Surface (100)-OH stands out as well: the adsorption energy calculated using LMP2 is more than three times higher than that calculated using Hartree–Fock for full coverage and 52% higher for half coverage. B3LYP also fails to describe the adsorption at full coverage, showing a deviation of 42% from the LMP2 energy, but shows the expected performance for half coverage. The failure of Hartree–Fock can be understood by looking at the structures in Fig. 2(c) and (d). The contribution of dispersion on the adsorption structure at 100% is expected to be large, since it is entirely due to hydrogen bonding, not only between surfaces and adsorbates but also among H2O molecules forming chains. The adsorbate–adsorbate stabilization at full coverage on (100)-OH is essential. This is illustrated by the fact that in the absence of this stabilization at half coverage, the adsorption structure is completely different. Adsorption at half coverage includes a large contribution from hydrogen bonds between H2O and surface hydroxyls, but no obvious adsorbate–adsorbate interaction. As a result, dispersion effects have a smaller contribution to the adsorption, so B3LYP approaches the performance of MP2.

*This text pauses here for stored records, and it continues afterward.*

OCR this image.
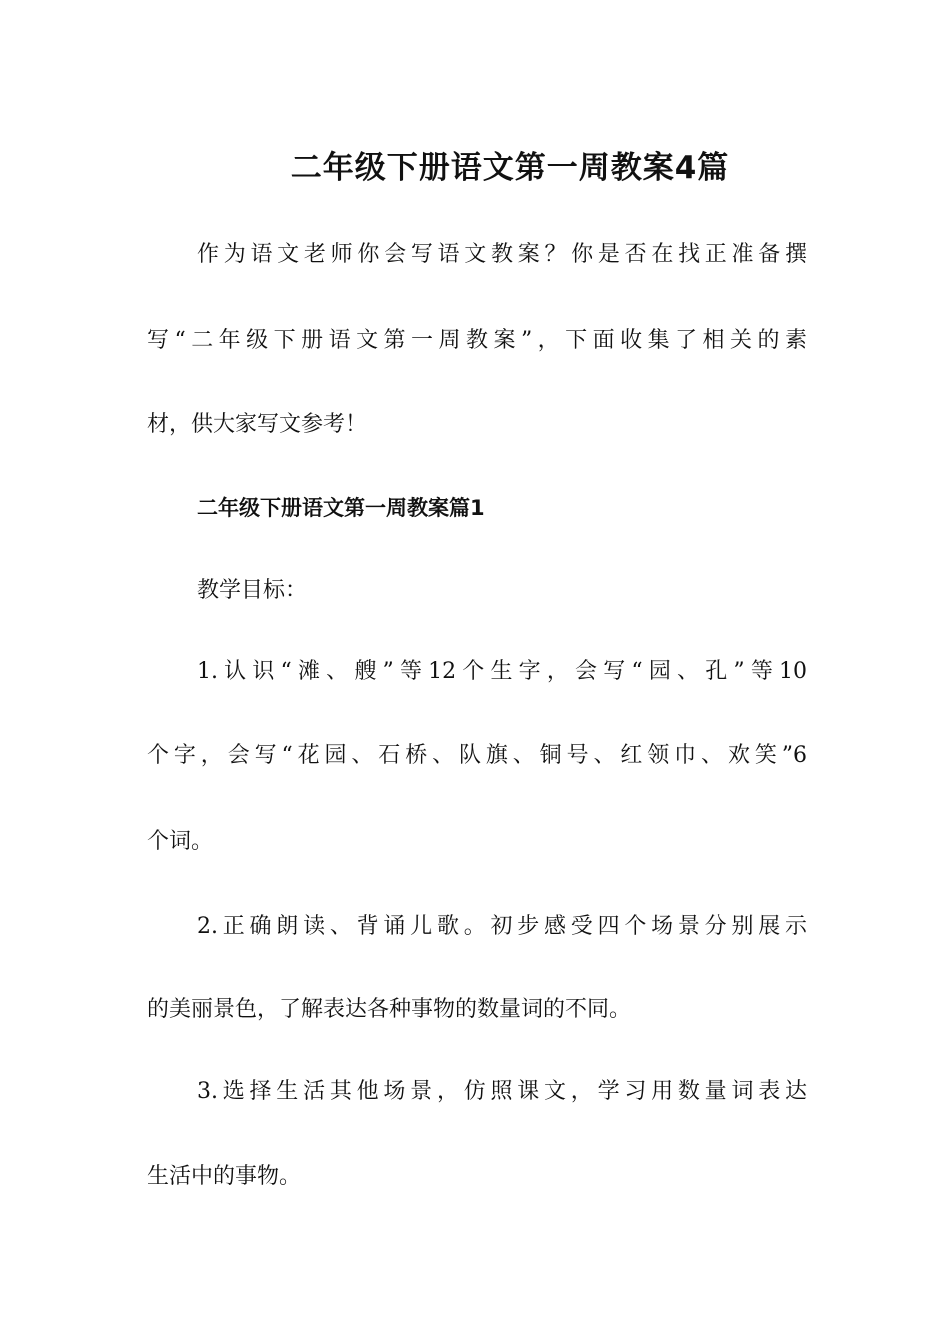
二年级下册语文第一周教案4篇
作为语文老师你会写语文教案？你是否在找正准备撰
写“二年级下册语文第一周教案”，下面收集了相关的素
材，供大家写文参考！
二年级下册语文第一周教案篇1
教学目标：
1.认识“滩、艘”等12个生字，会写“园、孔”等10
个字，会写“花园、石桥、队旗、铜号、红领巾、欢笑”6
个词。
2.正确朗读、背诵儿歌。初步感受四个场景分别展示
的美丽景色，了解表达各种事物的数量词的不同。
3.选择生活其他场景，仿照课文，学习用数量词表达
生活中的事物。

An adsorption structure entirely based on hydrogen bonds between surfaces and adsorbates is (ii) on (110)-OHb, shown in Fig. 2(h). In line with the observations on (100)-OH, to which the structure shows a great similarity, we find that Hartree–Fock fails to describe the interactions adequately, giving an adsorption energy 32% lower than LMP2. In this case B3LYP gives the same adsorption energy as LMP2 as expected, considering the absence of significant adsorbate–adsorbate interactions.
The description of HF adsorption is rather uncomplicated, so that the use of B3LYP is adequate for a good description. In the case of H2O, however, B3LYP underestimates the adsorption energies. The description of H2O adsorption on hydroxylated surfaces is even more demanding due to the variety of factors playing a role in the interactions. Here, B3LYP fails to catch the trends in the adsorption energies, because it does not describe dispersion effects well. As a consequence, particularly in cases of strong adsorbate–adsorbate interactions or hydrogen bonded structures B3LYP underestimates the adsorption energy. The use of LMP2 is essential for reliable calculations on H2O adsorption.
The comparison of adsorption energies and structures of different probe molecules on the surfaces and terminations studied reveals a selectivity in the surface activity of MgF2. These results on the adsorption behaviour provide evidence that support the potential application of MgF2-based materials in catalysis.